Hibernate version: 1.0.2
Mapping documents:
Code:
<?xml version="1.0" encoding="utf-8" ?>
<hibernate-mapping xmlns="urn:nhibernate-mapping-2.0">
<class name="Competition.Business.CompetitionEntrySlot, Competition.Business" table="t_rel_registration_type" lazy="true">
<cache usage="nonstrict-read-write"/>
<id name="ID" column="SlotID" type="int" unsaved-value="0">
<generator class="native" />
</id>
<many-to-one name="Entry" column="EntryID"/>
<many-to-one name="Registration" column="RegistrationID"/>
<many-to-one name="SlotType" column="TypeID"/>
</class>
</hibernate-mapping>
I have a repeater that I bind using the the following code
Code:
dlEditSlots.DataSource = Entry.Slots;
dlEditSlots.Databind();
The .Slots property is an ISet of the type that is declared above in the mapping. A simple many-to-one as shown here:
Code:
<set name="Slots" table="t_rel_registration_type" inverse="true" cascade="all-delete-orphan" lazy="true" sort="Competition.Business.SlotSequenceComparator, Competition.Business" >
<key column="EntryID"/>
<one-to-many class="Competition.Business.CompetitionEntrySlot, Competition.Business"/>
</set>
In the repeater, I have a control that shows the ID of the Slot. It all works fine the first time the repeater is bound. Subsequent binds however report the ID as being 0. (While I hate to say 'when it is bound the first time', I haven't found any other way to frame the problem). But the wierd thing is (to me at least) that the other properties of the objects are resolving perfectly fine! For example I display other properties like SlotType.Name, etc. The only difference I can see between which properties are causing problem is that the ID is the only property native to the CompetitionEntrySlot class, but I'll come back to this later.

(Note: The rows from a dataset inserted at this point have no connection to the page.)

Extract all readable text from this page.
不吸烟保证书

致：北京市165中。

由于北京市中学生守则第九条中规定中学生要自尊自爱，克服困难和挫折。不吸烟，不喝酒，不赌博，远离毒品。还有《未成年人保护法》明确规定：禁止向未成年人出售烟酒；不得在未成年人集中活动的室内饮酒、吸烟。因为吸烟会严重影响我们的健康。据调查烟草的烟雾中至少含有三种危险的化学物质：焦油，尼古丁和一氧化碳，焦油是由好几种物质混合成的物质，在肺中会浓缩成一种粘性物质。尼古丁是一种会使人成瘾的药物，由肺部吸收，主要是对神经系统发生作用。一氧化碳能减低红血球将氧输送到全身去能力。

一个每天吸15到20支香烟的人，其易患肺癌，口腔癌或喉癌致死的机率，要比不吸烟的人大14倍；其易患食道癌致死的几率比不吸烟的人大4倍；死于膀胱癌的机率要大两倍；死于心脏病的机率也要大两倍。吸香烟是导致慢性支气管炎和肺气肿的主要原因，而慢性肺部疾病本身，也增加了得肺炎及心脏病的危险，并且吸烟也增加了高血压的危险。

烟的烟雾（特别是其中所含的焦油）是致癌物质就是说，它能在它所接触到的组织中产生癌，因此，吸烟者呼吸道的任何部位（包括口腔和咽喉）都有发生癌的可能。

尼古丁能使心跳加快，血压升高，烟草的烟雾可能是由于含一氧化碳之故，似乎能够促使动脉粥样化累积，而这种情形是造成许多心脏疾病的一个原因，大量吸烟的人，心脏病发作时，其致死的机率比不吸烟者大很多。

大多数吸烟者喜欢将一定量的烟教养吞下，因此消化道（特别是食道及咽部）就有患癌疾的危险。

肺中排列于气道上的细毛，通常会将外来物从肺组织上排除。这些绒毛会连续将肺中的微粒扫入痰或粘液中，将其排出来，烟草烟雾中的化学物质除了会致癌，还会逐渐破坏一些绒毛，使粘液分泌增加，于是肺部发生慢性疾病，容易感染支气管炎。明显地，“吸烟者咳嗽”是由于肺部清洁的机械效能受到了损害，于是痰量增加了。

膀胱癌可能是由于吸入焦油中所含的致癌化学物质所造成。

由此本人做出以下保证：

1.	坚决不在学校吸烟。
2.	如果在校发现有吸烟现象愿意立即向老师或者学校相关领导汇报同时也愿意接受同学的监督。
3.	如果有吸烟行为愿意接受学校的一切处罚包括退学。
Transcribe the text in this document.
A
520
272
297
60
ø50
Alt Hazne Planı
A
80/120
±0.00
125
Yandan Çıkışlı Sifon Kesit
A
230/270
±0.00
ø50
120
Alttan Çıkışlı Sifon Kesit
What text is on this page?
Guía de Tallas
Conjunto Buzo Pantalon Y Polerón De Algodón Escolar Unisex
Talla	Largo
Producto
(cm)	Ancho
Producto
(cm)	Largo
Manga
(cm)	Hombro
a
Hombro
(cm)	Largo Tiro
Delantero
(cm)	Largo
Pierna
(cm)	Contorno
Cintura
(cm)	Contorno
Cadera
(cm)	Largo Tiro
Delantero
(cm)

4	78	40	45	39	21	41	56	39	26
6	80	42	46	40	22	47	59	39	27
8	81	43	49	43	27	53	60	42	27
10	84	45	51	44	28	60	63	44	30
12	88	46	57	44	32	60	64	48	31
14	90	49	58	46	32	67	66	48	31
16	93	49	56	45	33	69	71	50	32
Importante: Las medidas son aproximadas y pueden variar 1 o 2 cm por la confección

Suspecting some proxy issues with the reflection the Repeater control might be using, I've tried to force the initialization of the ISet. To no avail, IsInitialized return true.
I tried iterating throught the ISet and trace the IDs, which caused the problem to dissapear (subsequent binds would work fine and display the proper ID instead of 0). (using a foreach() Trace.Write( o.ID ); )
With the debugger, I inspected the ISet before it gets bound. Well, each item in the set was a proxy class. The proxy was reporting a 0 as the ID (when looking at the base class of the proxy). Looking at the __interceptor property of the proxy and drilling from there, I can see that it consider itself initialized indeed (IsUninitialized = false) and that the Identifier property holds the proper ID of my class!
Basically, I'm completely lost. I'd like to understand why this is happening, but I'll settle on a solution to fix my problem other than forcibly iterating throught the Set before binding it.